- Adele McAlear author of Death and Digital Legacy
- Dazza Greenwood author of Civics.com
- Evan Carroll and John Romano, co-authors of Your Digital Afterlife
- Jesse Davis cofounder of Entrustet
A quick and easy place to start is this lovely little video created as part of the promotion of Your Digital Afterlife – it gives a nice quick overview of the topic:
Also take a look at the Visual Map that was drawn by Ryan Robinson during the session – it is amazing! Rather than attempt to recap the entire session, I am going to just highlight the bits that most caught my attention:
Laws, Policies and Planning
Currently individuals are left reading the fine print and hunting for service specific policies regarding access to digital content after the death of the original account holder. Oklahoma recently passed a law that permits estate executors to access the online accounts of the recently deceased – the first and only state in the US to have such a law. It was pointed out during the session that in all other states, leaving your passwords to your loved ones is you asking them to impersonate you after your death.
Facebook has an online form to report a deceased person’s account – but little indication of what this action will do to the account. Google’s policy for accessing a deceased person’s email requires six steps, including mailing paper documents to Mountain View, CA.
There is a working group forming to create model terms of service – you can add your name to the list of those interested in joining at the bottom of this page.
What Does Ownership Mean?
What is the status of an individual email or digital photo? Is it private property? I don’t recall who mentioned it – but I love the notion of a tribe or family unit owning digital content. It makes sense to me that the digital model parallel the real world. When my family buys a new music CD, our family owns it – not the individual who happened to go to the store that day. It makes sense that an MP3 purchased by any member of my family would belong to our family. I want to be able to buy a Kindle for my family and know that my son can inherit my collection of e-books the same way he can inherit the books on my bookcase.
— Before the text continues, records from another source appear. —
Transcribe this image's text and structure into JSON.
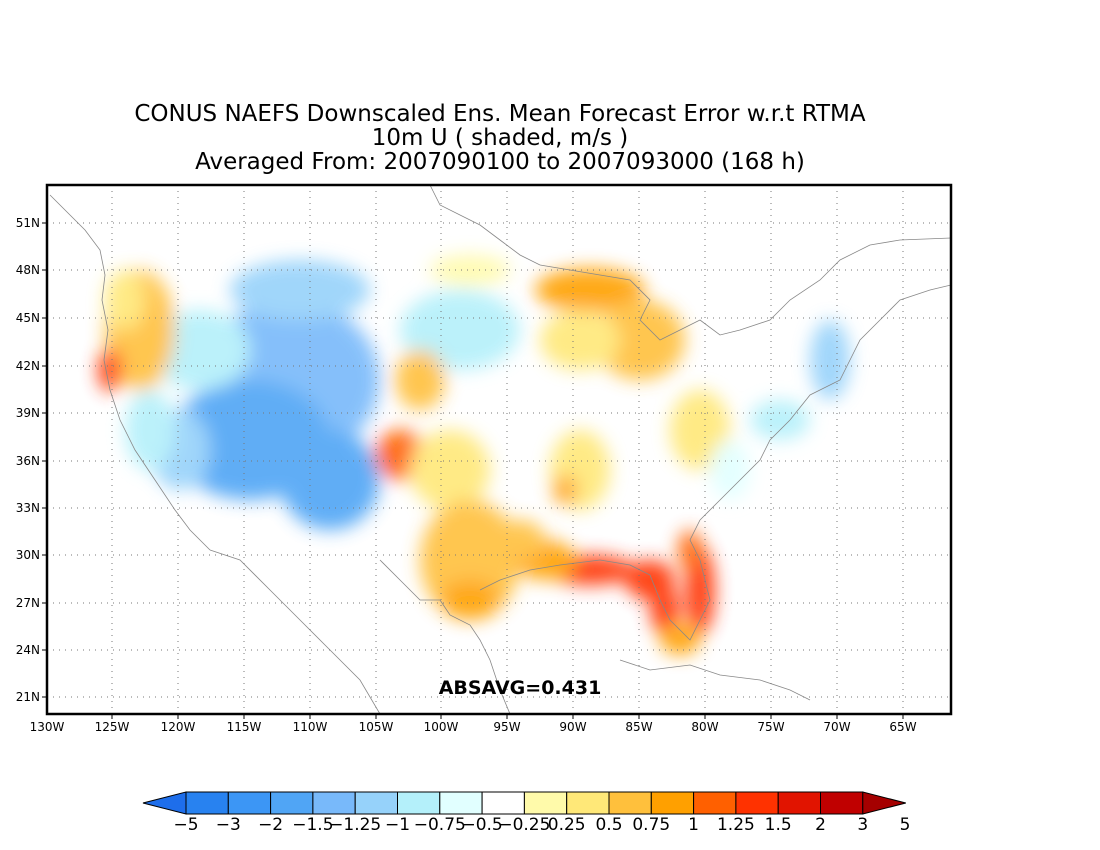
{
  "title_lines": [
    "CONUS NAEFS Downscaled Ens. Mean Forecast Error w.r.t RTMA",
    "10m U ( shaded, m/s )",
    "Averaged From: 2007090100 to 2007093000 (168 h)"
  ],
  "annotation": "ABSAVG=0.431",
  "lon_ticks": [
    "130W",
    "125W",
    "120W",
    "115W",
    "110W",
    "105W",
    "100W",
    "95W",
    "90W",
    "85W",
    "80W",
    "75W",
    "70W",
    "65W"
  ],
  "lat_ticks": [
    "51N",
    "48N",
    "45N",
    "42N",
    "39N",
    "36N",
    "33N",
    "30N",
    "27N",
    "24N",
    "21N"
  ],
  "colorbar": {
    "labels": [
      "-5",
      "-3",
      "-2",
      "-1.5",
      "-1.25",
      "-1",
      "-0.75",
      "-0.5",
      "-0.25",
      "0.25",
      "0.5",
      "0.75",
      "1",
      "1.25",
      "1.5",
      "2",
      "3",
      "5"
    ],
    "colors": [
      "#1e6eeb",
      "#2882f0",
      "#3c96f5",
      "#50a5f5",
      "#78b9fa",
      "#96d2fa",
      "#b4f0fa",
      "#e1ffff",
      "#ffffff",
      "#fffaaa",
      "#ffe878",
      "#ffc03c",
      "#ffa000",
      "#ff6000",
      "#ff3200",
      "#e11400",
      "#c00000",
      "#a50000"
    ]
  },
  "grid": "dotted",
  "map_extent": {
    "lon": [
      -130,
      -62
    ],
    "lat": [
      19.5,
      53
    ]
  }
}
Remembering Those Who Have Passed
How does the web change the way we mourn and memorialize people? Many have now had the experience of learning of the passing of a loved one online – the process of sorting through loss in the virtual town square of Facebook. How does our identity transform after we are gone? Who is entitled to tag us in a photo?
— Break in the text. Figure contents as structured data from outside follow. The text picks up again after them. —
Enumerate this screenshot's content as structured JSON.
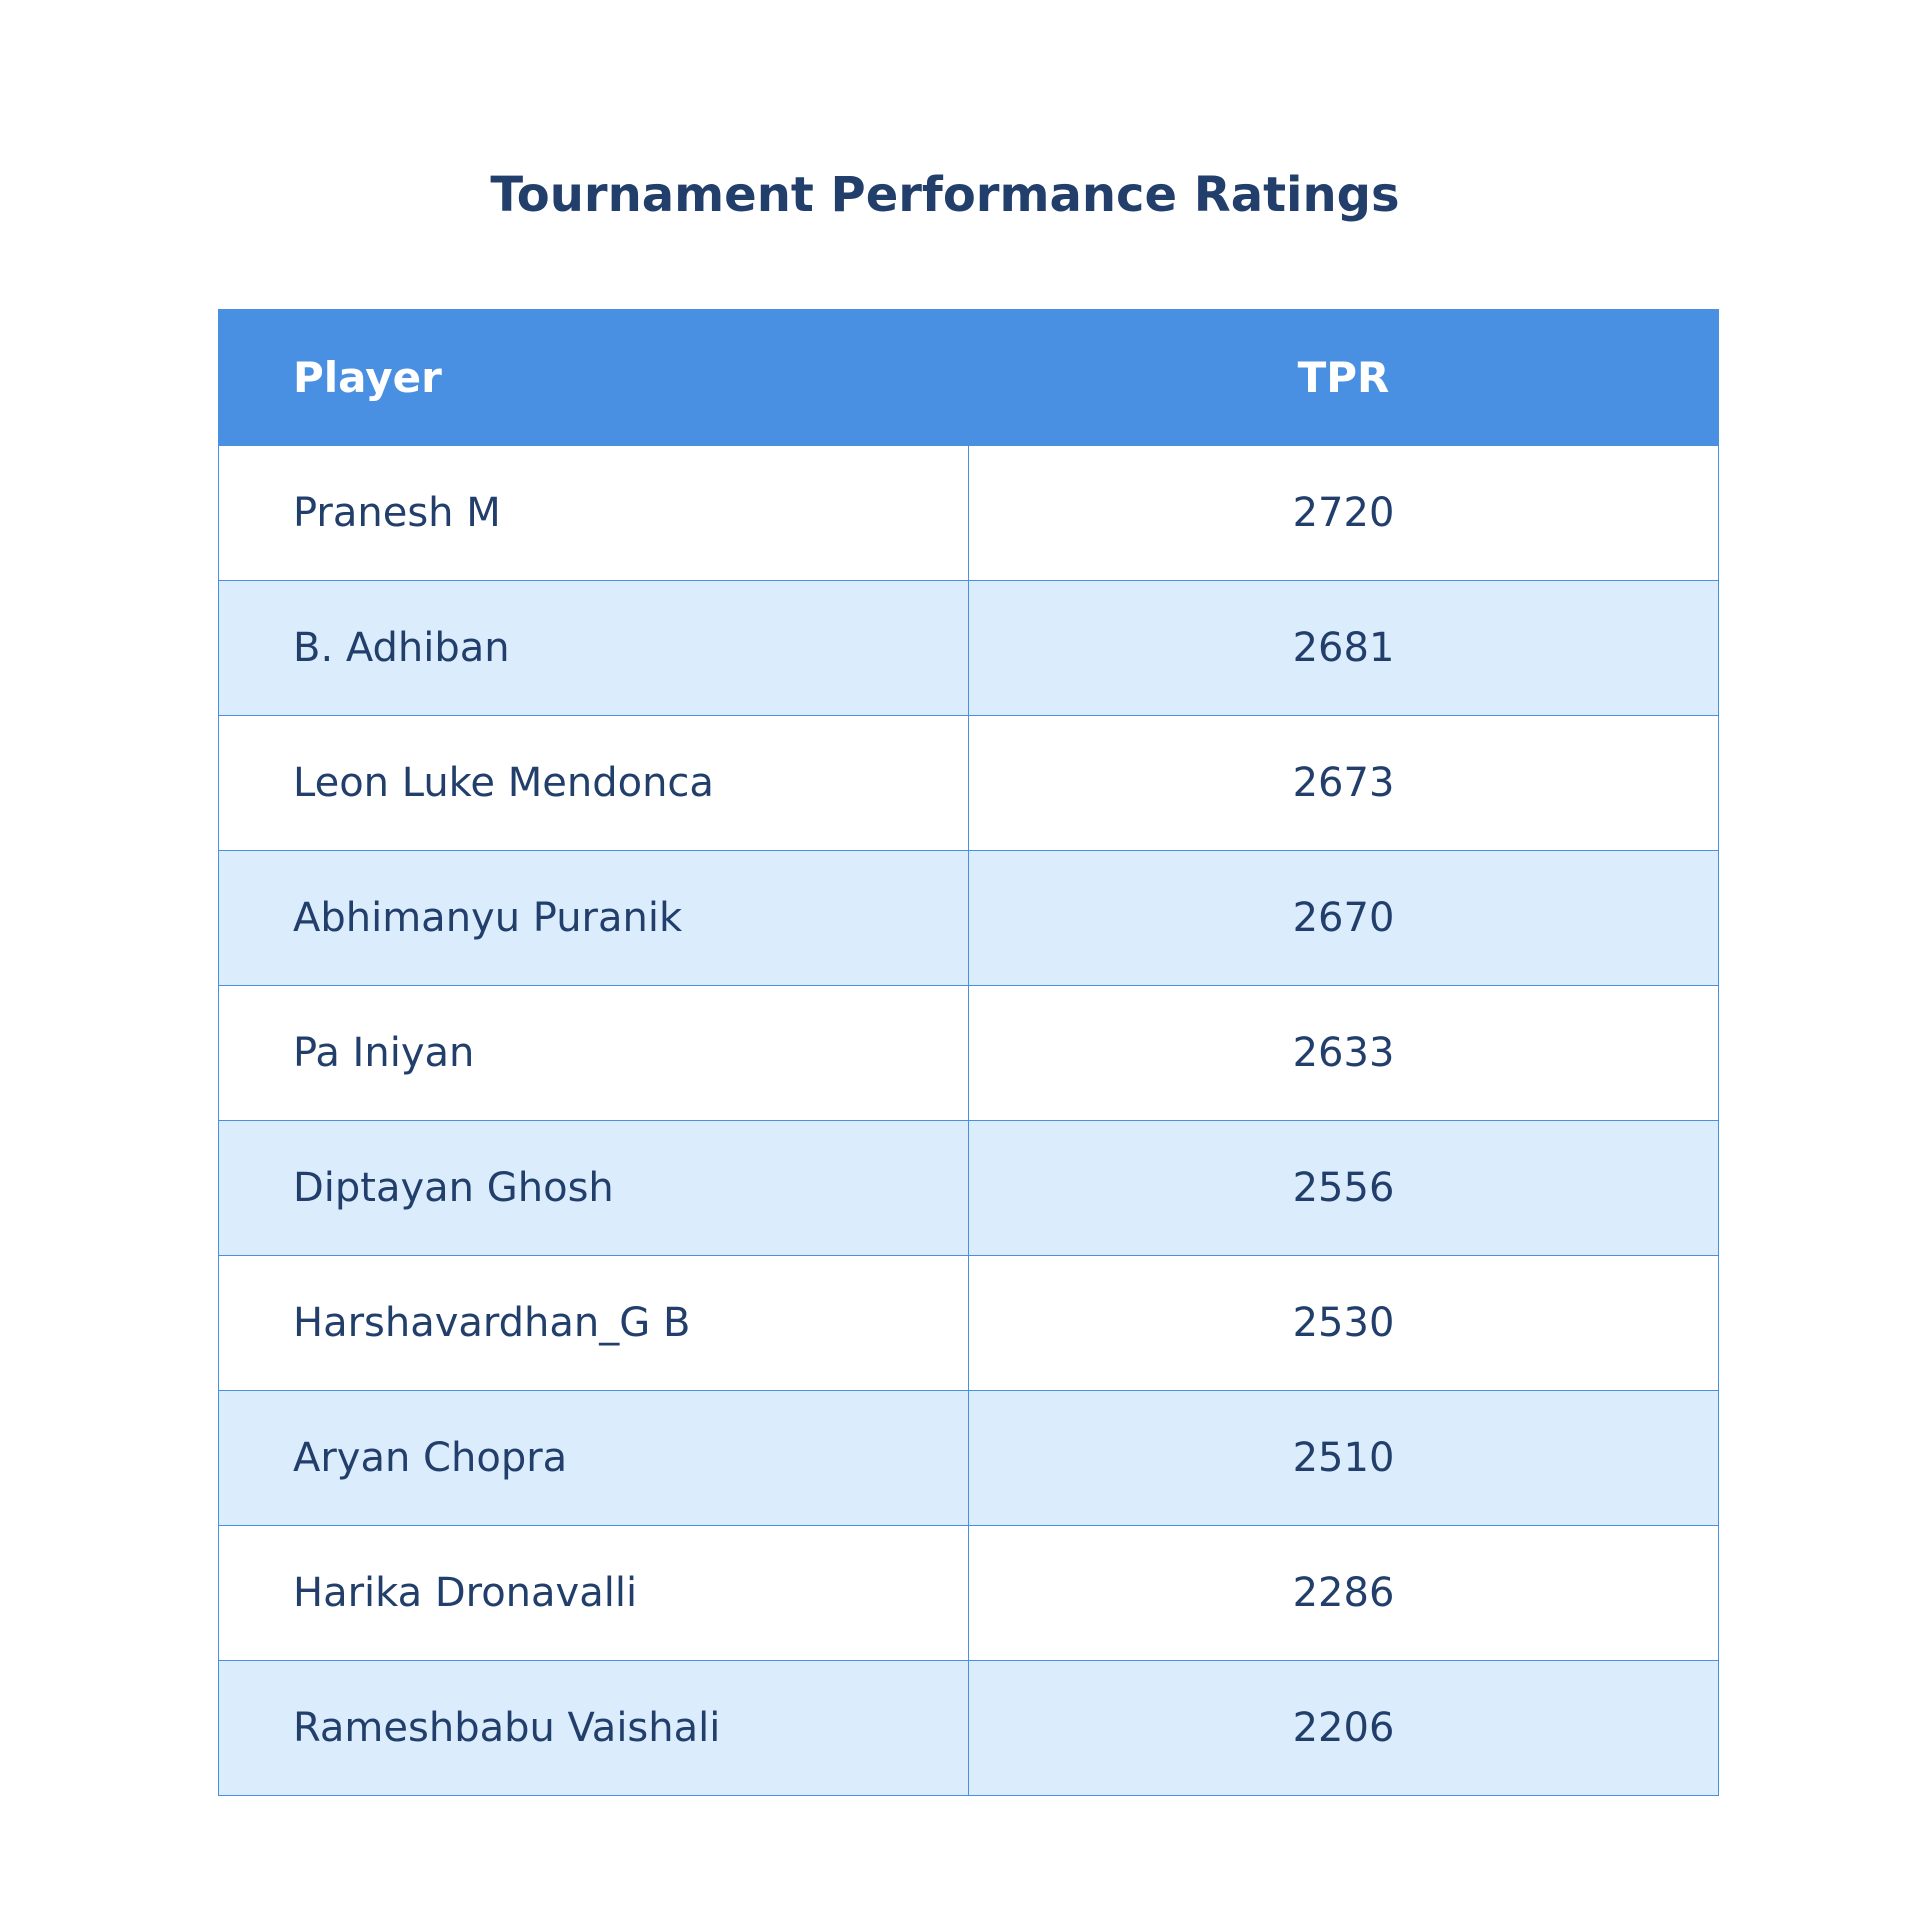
{
  "title": "Tournament Performance Ratings",
  "colors": {
    "header_bg": "#4a90e2",
    "header_text": "#ffffff",
    "row_alt_bg": "#dbecfd",
    "row_bg": "#ffffff",
    "text": "#223f6c",
    "border": "#4a90e2"
  },
  "chart_data": {
    "type": "table",
    "title": "Tournament Performance Ratings",
    "columns": [
      "Player",
      "TPR"
    ],
    "rows": [
      {
        "player": "Pranesh M",
        "tpr": "2720"
      },
      {
        "player": "B. Adhiban",
        "tpr": "2681"
      },
      {
        "player": "Leon Luke Mendonca",
        "tpr": "2673"
      },
      {
        "player": "Abhimanyu Puranik",
        "tpr": "2670"
      },
      {
        "player": "Pa Iniyan",
        "tpr": "2633"
      },
      {
        "player": "Diptayan Ghosh",
        "tpr": "2556"
      },
      {
        "player": "Harshavardhan_G B",
        "tpr": "2530"
      },
      {
        "player": "Aryan Chopra",
        "tpr": "2510"
      },
      {
        "player": "Harika Dronavalli",
        "tpr": "2286"
      },
      {
        "player": "Rameshbabu Vaishali",
        "tpr": "2206"
      }
    ]
  }
}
My family suffered a tragic loss in 2009 and my reaction was to create a website dedicated to preserving memories of my cousin. At the Casey Feldman Memories site, her friends and family can contribute memories about her. As the site evolved, we also added a section to preserve her writing (she was a journalism student) – I kept imagining the day when we realized that we could no longer access her published articles online. I built the site using Omeka and I know that we have control over all the stories and photos and articles stored within the database.
It will be interesting to watch as services such as Chronicle of Life spring up claiming to help you “Save your memories FOREVER!”. They carefully explain why they are a trustworthy digital repository and why they backup their claims with a money-back guarantee.
For as little as $10, you can preserve your life story or daily journal forever: It allows you to store 1,000 pages of text, enough for your complete autobiography. For the same amount, you could also preserve less text, but up to 10 of your most important photos. – Chronicle of Life Pricing
There are also some interesting questions about privacy and the rights of those who have passed to keep their secrets. Facebook currently deletes some parts of a profile when it converts it to a ‘memorial’ profile. They state that this is for the privacy of the original account holder. If users are ultimately given more power over the disposition of their social web presence – should these same choices be respected by archivists? Or would these choices need to be respected the way any other private information is guarded until some distant time after which it would then be made available?
Thanks again to all the presenters – this really was one of the best sessions for me at SXSWi! I loved that it got a whole different community of people thinking about digital preservation from a personal point of view. You may also want to read about Digital Death Day – one coming up in May 2011 in the San Francisco Bay Area and another in September 2011 in the Netherlands.